Nevertheless, there are signs of progress towards the inclusion of female epistemology in the MENA region, with the increase in female-led tech startups with a focus on FemTech. There have also been initiatives across the region attempting to correct for data biases by updating datasets and addressing female underrepresentation, offering AI-curated tech training programs for women, and campaigns incentivizing quality investments in female-led startups.  

Impactful and context-specific research that is also led by women in the area of feminist AI is also emerging in the region. In Egypt, MENA Feminist AI researcher Marwa Soudi and her team are designing an “Explainable AI Based Tutoring System” based on Human-Centered Artificial Intelligence (HCAI) approaches to reduce dropout rates for girls in Egyptian community schools. The book ‘Arabic Glitch’ by Feminist AI researcher Laila Shereen Sakr, “explores the concept of the glitch within the context of posthuman techno-feminist theory and practice and the implications of the interplay between technology and society.” Moreover, Raya Sharbain, from Jordan, advocates for digital self-defense to support sexual rights and reproductive justice movements amidst growing crackdowns and threats.

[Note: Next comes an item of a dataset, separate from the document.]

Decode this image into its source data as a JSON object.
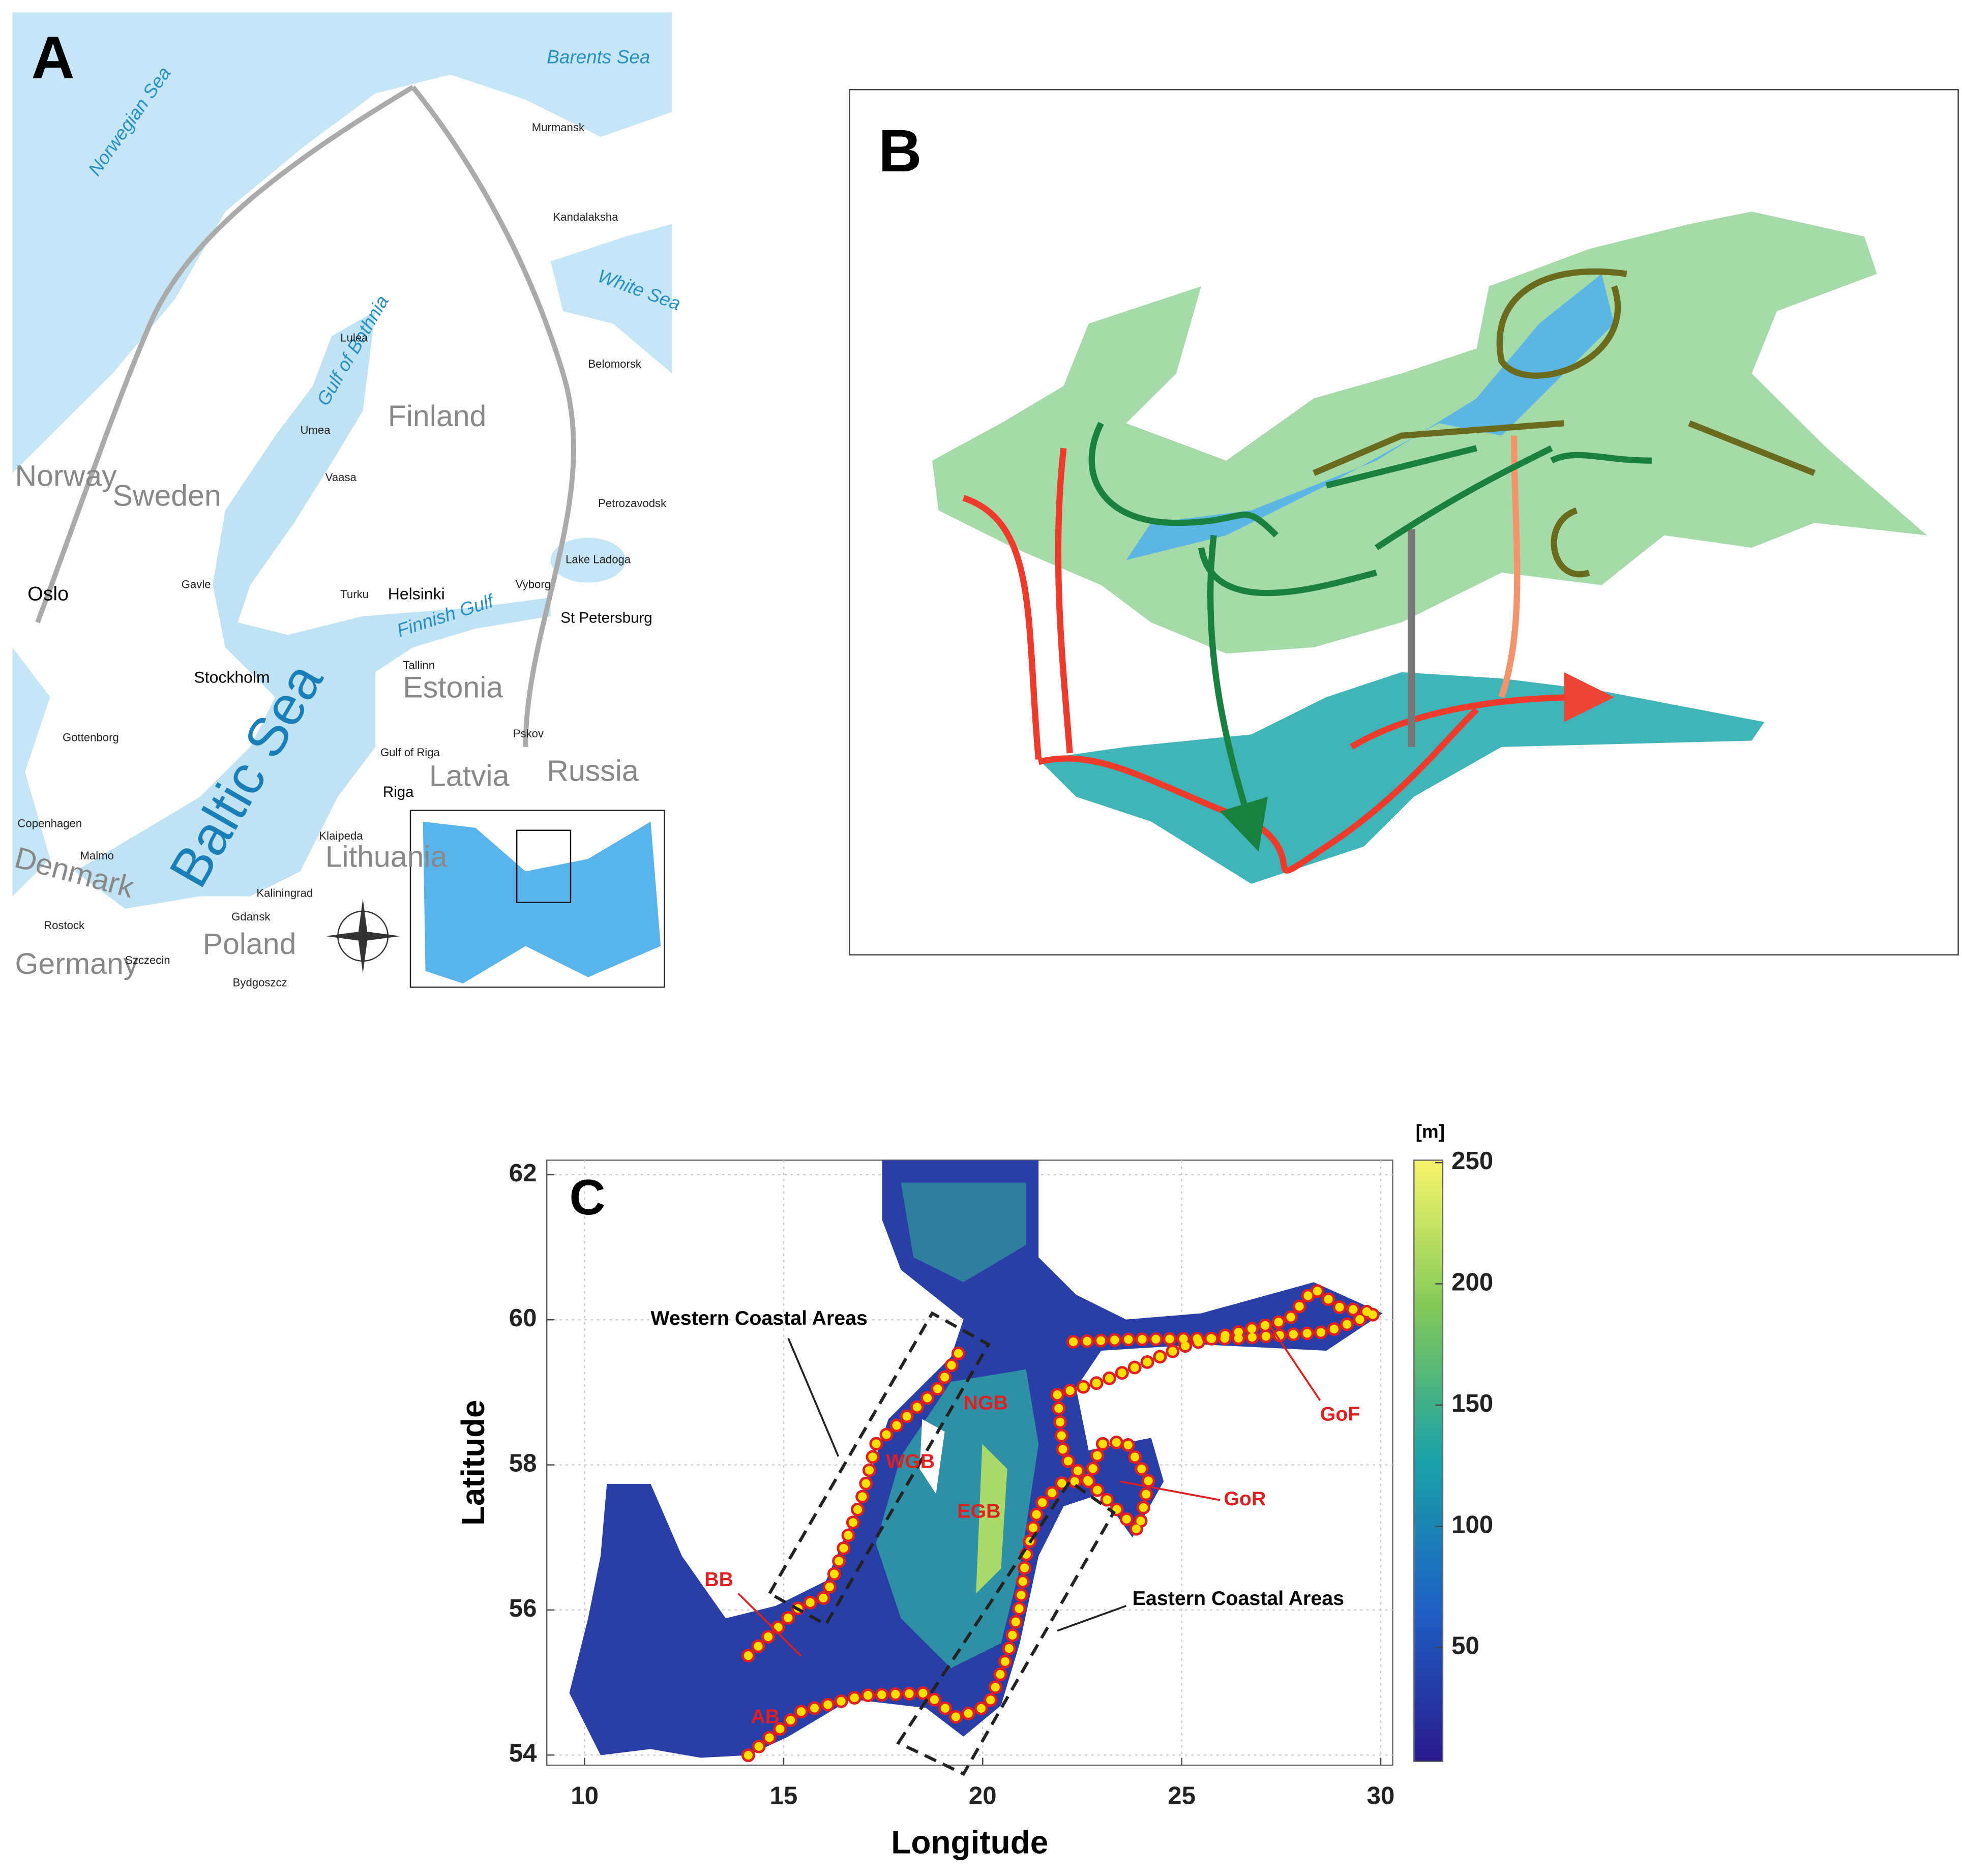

Given the nascent nature of research on the topic regionally and the many questions that persist regarding the expected trajectory of AI with regards to women’s inclusion in MENA, it became apparent that there is a need for further solutions based on empirical research and awareness raising around societal and ethical issues of AI. As such, A2K4D continues to deepen outreach and develop a MENA wide network of institutions and individuals that come together and share insights about women’s inclusion in the digital economy against increasing social inequalities in the region. Specifically, to correct biases, inequalities and implications of representation (or lack thereof) of women in data and in algorithm. Our aim is to support the efforts of women and men working on transformational solutions, shaping technology and coding for more inclusive policy making as new technologies continue to permeate all aspects of our daily lives.